The Malaysian options market is still relatively new compared to some more established markets. It has seen a great deal of progress in the past few years, but there are still some difficulties in trading on this market.
The Securities Commission Malaysia (SC) initially released guidelines for equity options transactions in 2001. However, it was only until 2005 that the first exchange started operating under these rules. A second exchange opened up in 2011, which allowed trading on index options and non-equity options. Check over here for more information.
There are two stock exchanges currently available to Malaysian investors looking to trade equity options – Bursa Malaysia Derivatives and ACE Market. These have expanded their product offerings so now investors can trade currency futures and index futures on margin.

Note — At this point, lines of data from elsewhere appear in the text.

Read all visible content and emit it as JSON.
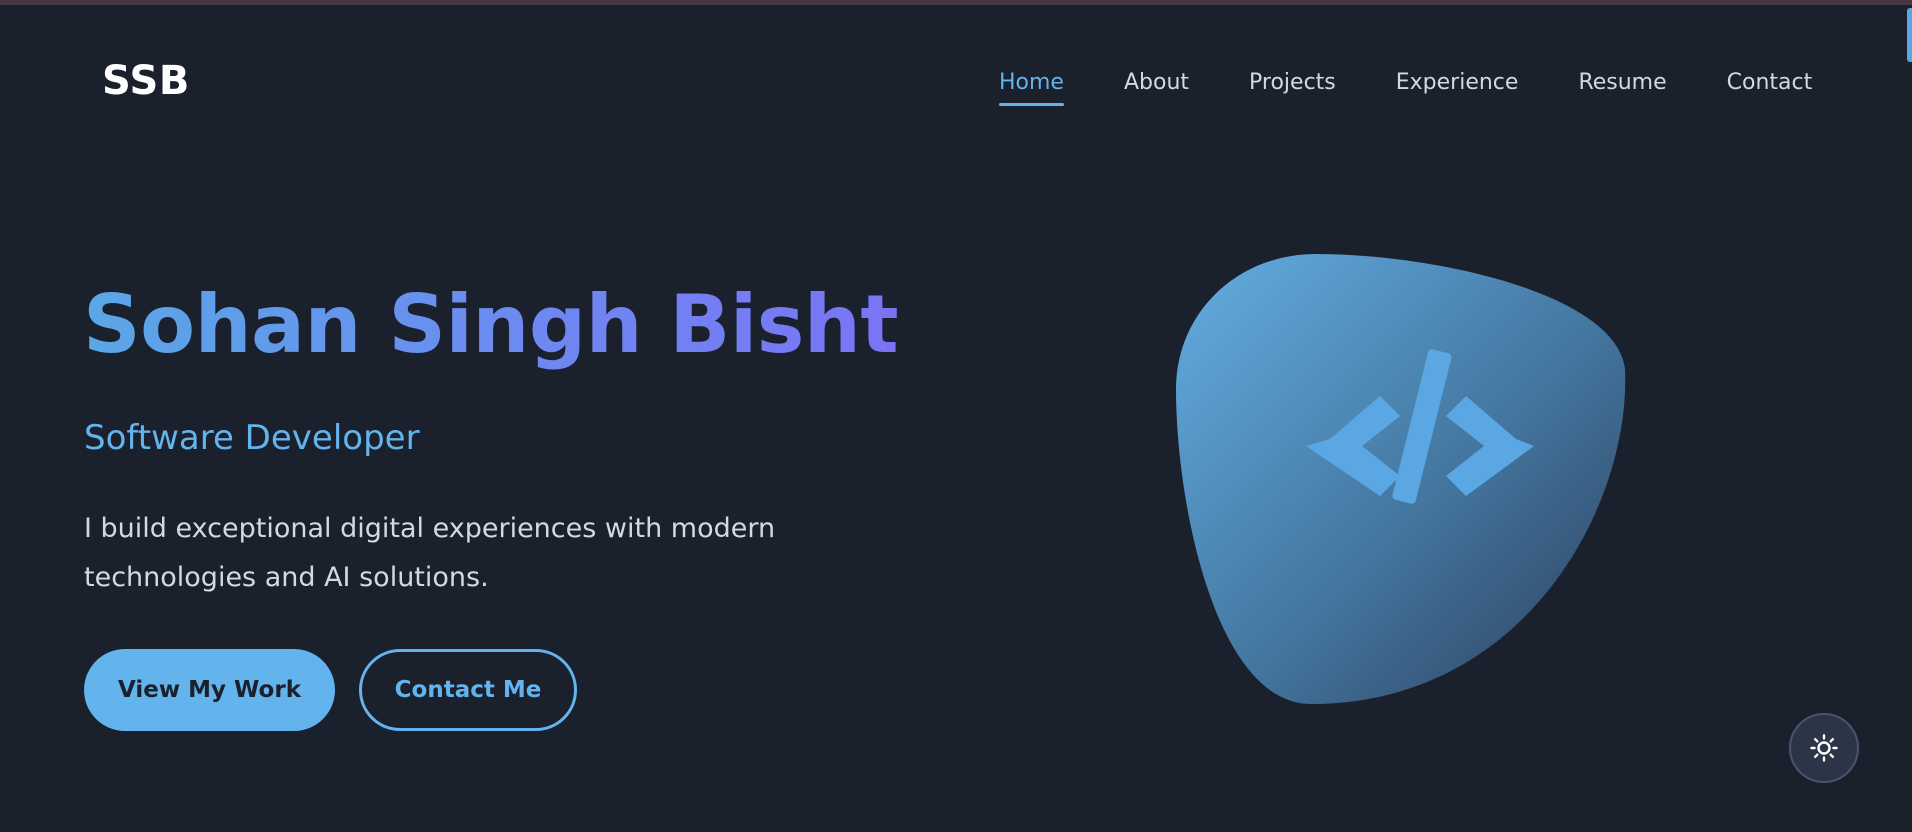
{
  "nav": {
    "logo": "SSB",
    "links": [
      {
        "label": "Home",
        "active": true
      },
      {
        "label": "About",
        "active": false
      },
      {
        "label": "Projects",
        "active": false
      },
      {
        "label": "Experience",
        "active": false
      },
      {
        "label": "Resume",
        "active": false
      },
      {
        "label": "Contact",
        "active": false
      }
    ]
  },
  "hero": {
    "name": "Sohan Singh Bisht",
    "role": "Software Developer",
    "description": "I build exceptional digital experiences with modern technologies and AI solutions.",
    "primary_button": "View My Work",
    "secondary_button": "Contact Me",
    "illustration_icon": "code-icon"
  },
  "theme_toggle": {
    "icon": "sun-icon"
  },
  "colors": {
    "background": "#1b202d",
    "accent": "#63b3ed",
    "gradient_end": "#7a74f5",
    "text": "#d3d8e3"
  }
}
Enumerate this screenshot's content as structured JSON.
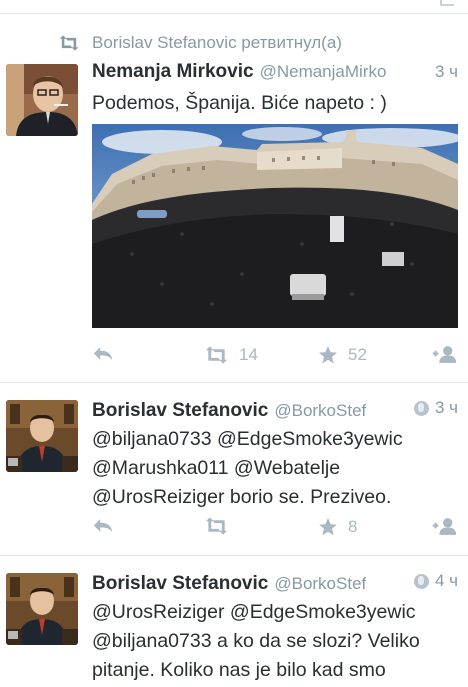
{
  "retweet_context": {
    "text": "Borislav Stefanovic ретвитнул(а)"
  },
  "tweets": [
    {
      "name": "Nemanja Mirkovic",
      "handle": "@NemanjaMirko",
      "time": "3 ч",
      "text": "Podemos, Španija. Biće napeto : )",
      "retweets": "14",
      "favorites": "52"
    },
    {
      "name": "Borislav Stefanovic",
      "handle": "@BorkoStef",
      "time": "3 ч",
      "lines": [
        "@biljana0733 @EdgeSmoke3yewic",
        "@Marushka011 @Webatelje",
        "@UrosReiziger borio se. Preziveo."
      ],
      "retweets": "",
      "favorites": "8"
    },
    {
      "name": "Borislav Stefanovic",
      "handle": "@BorkoStef",
      "time": "4 ч",
      "lines": [
        "@UrosReiziger @EdgeSmoke3yewic",
        "@biljana0733 a ko da se slozi? Veliko",
        "pitanje. Koliko nas je bilo kad smo"
      ]
    }
  ],
  "colors": {
    "muted": "#8899a6",
    "icon": "#aab8c2",
    "text": "#292f33",
    "divider": "#e1e8ed"
  }
}
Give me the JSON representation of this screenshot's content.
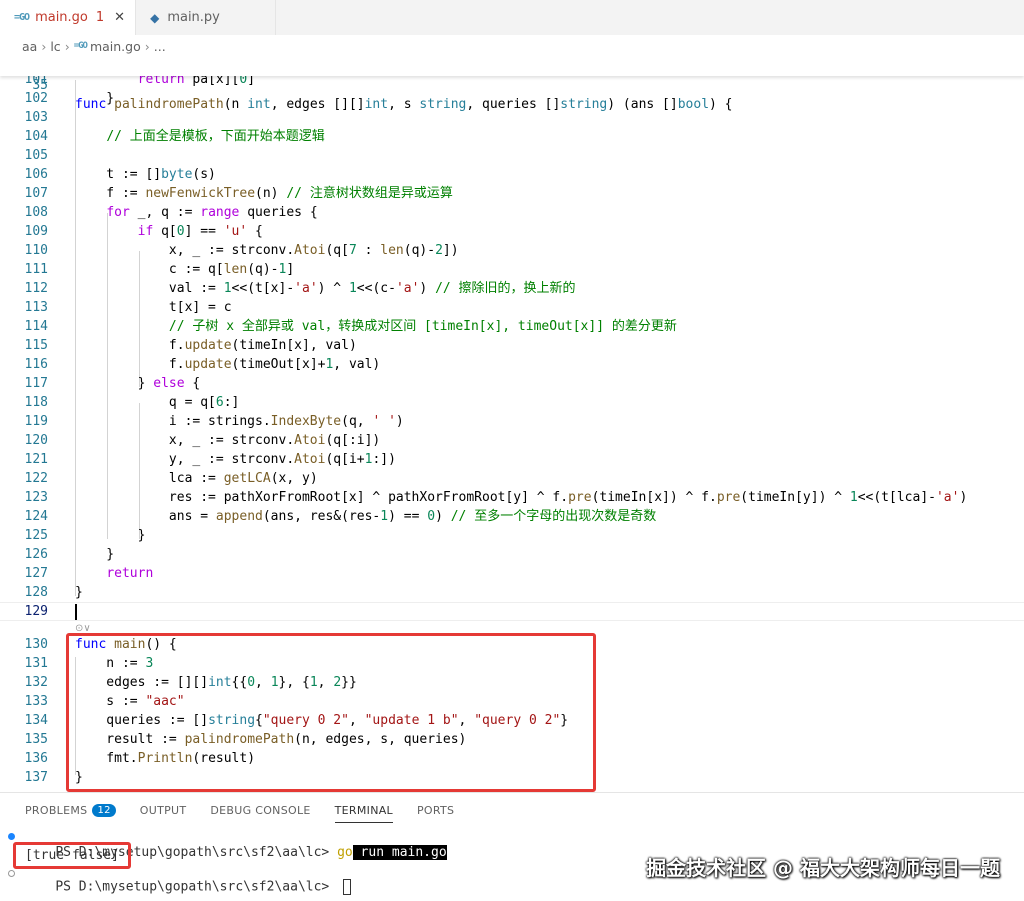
{
  "tabs": [
    {
      "label": "main.go",
      "badge": "1",
      "active": true,
      "icon": "go-file-icon"
    },
    {
      "label": "main.py",
      "active": false,
      "icon": "python-file-icon"
    }
  ],
  "breadcrumb": [
    "aa",
    "lc",
    "main.go",
    "..."
  ],
  "editor": {
    "sticky": {
      "num": "35",
      "code": "func palindromePath(n int, edges [][]int, s string, queries []string) (ans []bool) {"
    },
    "lines": [
      {
        "num": "101",
        "code": "        return pa[x][0]"
      },
      {
        "num": "102",
        "code": "    }"
      },
      {
        "num": "103",
        "code": ""
      },
      {
        "num": "104",
        "code": "    // 上面全是模板，下面开始本题逻辑"
      },
      {
        "num": "105",
        "code": ""
      },
      {
        "num": "106",
        "code": "    t := []byte(s)"
      },
      {
        "num": "107",
        "code": "    f := newFenwickTree(n) // 注意树状数组是异或运算"
      },
      {
        "num": "108",
        "code": "    for _, q := range queries {"
      },
      {
        "num": "109",
        "code": "        if q[0] == 'u' {"
      },
      {
        "num": "110",
        "code": "            x, _ := strconv.Atoi(q[7 : len(q)-2])"
      },
      {
        "num": "111",
        "code": "            c := q[len(q)-1]"
      },
      {
        "num": "112",
        "code": "            val := 1<<(t[x]-'a') ^ 1<<(c-'a') // 擦除旧的，换上新的"
      },
      {
        "num": "113",
        "code": "            t[x] = c"
      },
      {
        "num": "114",
        "code": "            // 子树 x 全部异或 val，转换成对区间 [timeIn[x], timeOut[x]] 的差分更新"
      },
      {
        "num": "115",
        "code": "            f.update(timeIn[x], val)"
      },
      {
        "num": "116",
        "code": "            f.update(timeOut[x]+1, val)"
      },
      {
        "num": "117",
        "code": "        } else {"
      },
      {
        "num": "118",
        "code": "            q = q[6:]"
      },
      {
        "num": "119",
        "code": "            i := strings.IndexByte(q, ' ')"
      },
      {
        "num": "120",
        "code": "            x, _ := strconv.Atoi(q[:i])"
      },
      {
        "num": "121",
        "code": "            y, _ := strconv.Atoi(q[i+1:])"
      },
      {
        "num": "122",
        "code": "            lca := getLCA(x, y)"
      },
      {
        "num": "123",
        "code": "            res := pathXorFromRoot[x] ^ pathXorFromRoot[y] ^ f.pre(timeIn[x]) ^ f.pre(timeIn[y]) ^ 1<<(t[lca]-'a')"
      },
      {
        "num": "124",
        "code": "            ans = append(ans, res&(res-1) == 0) // 至多一个字母的出现次数是奇数"
      },
      {
        "num": "125",
        "code": "        }"
      },
      {
        "num": "126",
        "code": "    }"
      },
      {
        "num": "127",
        "code": "    return"
      },
      {
        "num": "128",
        "code": "}"
      },
      {
        "num": "129",
        "code": ""
      },
      {
        "num": "130",
        "code": "func main() {"
      },
      {
        "num": "131",
        "code": "    n := 3"
      },
      {
        "num": "132",
        "code": "    edges := [][]int{{0, 1}, {1, 2}}"
      },
      {
        "num": "133",
        "code": "    s := \"aac\""
      },
      {
        "num": "134",
        "code": "    queries := []string{\"query 0 2\", \"update 1 b\", \"query 0 2\"}"
      },
      {
        "num": "135",
        "code": "    result := palindromePath(n, edges, s, queries)"
      },
      {
        "num": "136",
        "code": "    fmt.Println(result)"
      },
      {
        "num": "137",
        "code": "}"
      }
    ]
  },
  "panel": {
    "tabs": [
      {
        "label": "PROBLEMS",
        "badge": "12"
      },
      {
        "label": "OUTPUT"
      },
      {
        "label": "DEBUG CONSOLE"
      },
      {
        "label": "TERMINAL",
        "active": true
      },
      {
        "label": "PORTS"
      }
    ],
    "terminal": {
      "prompt1": "PS D:\\mysetup\\gopath\\src\\sf2\\aa\\lc> ",
      "cmd_go": "go",
      "cmd_rest": " run main.go",
      "output": "[true false]",
      "prompt2": "PS D:\\mysetup\\gopath\\src\\sf2\\aa\\lc> "
    }
  },
  "watermark": "掘金技术社区 @ 福大大架构师每日一题",
  "colors": {
    "keyword": "#0000ff",
    "control": "#af00db",
    "type": "#267f99",
    "function": "#795e26",
    "string": "#a31515",
    "number": "#098658",
    "comment": "#008000",
    "highlight": "#e53935",
    "badge": "#007acc"
  }
}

The listing requirements imposed by the stock exchanges are also very stringent. A company listed on the Malaysian Stock Exchange is subjected to very high standards in terms of financial reporting, what they can and cannot do with their shareholder funds, how much debt they can carry etc. These high standards help investors feel more secure when investing in companies traded on these stock exchanges.
However, there are still some difficulties involved for international investors when accessing the Malaysian options market. The first is that certain foreign institutions may not trade on this market due to licensing restrictions. Another difficulty originates because margins for currency transactions in Malaysia are pretty high (up to 20%), making hedging costs higher than elsewhere in the world. It makes it difficult for foreign investors to invest in the Malaysian market, especially when it may be cheaper to access other regions’ markets.
The internet has also created additional difficulties for traders in Malaysia. With so many easily accessible resources readily available online, information overload is a genuine problem. One minor detail – such as an error on a company’s financial statements – can cause considerable fluctuations in options prices before the responsible party discovers and rectifies the mistake.
It creates uncertainties with trading on this options market.
However, despite all of these difficulties, there are still plenty of advantages offered to investors who want to trade currencies or equities through derivatives on the Malaysian options market. It may take some time to adjust from other established markets, but it can be a great new opportunity for active options traders.
Use of multiple brokers
The use of multiple brokers is also every day in Malaysia. Since there is no central exchange, the possibility of a broker defaulting on your contract due to bankruptcy is high. Even though Malaysian law mandates that all brokerage firms maintain a reserve fund for customer claims with a designated trustee, it’s still possible for this money to be lost if the trustee goes bankrupt.
Therefore you must ensure that you’ve done enough research on different brokerage firms before beginning any trades. You’ll have to deposit at least 10% of the total cost of your trade into escrow just in case your broker defaults on his promise to deliver your shares upon the expiry date. Many traders use the Malaysian Forum to find reputable brokers when choosing a new broker.
No standard contracts
The other difficulty in Malaysia is that there are no standard contracts, so each broker will dictate their terms and conditions for different trades. Also, the individual brokers set all of the expiration dates since there’s no central exchange to determine when these contracts expire.
It means that you may get different expiration dates for each contract even though you’re trading the same underlying asset. Usually, this isn’t an issue, but it can be a nuisance if you’re trying to hedge against your positions with similar assets that have varying expiration times.
With these difficulties in mind, however, many traders use options because they can help them maximise their profits when investing in Malaysian stocks or commodities while minimising their risks at the same time.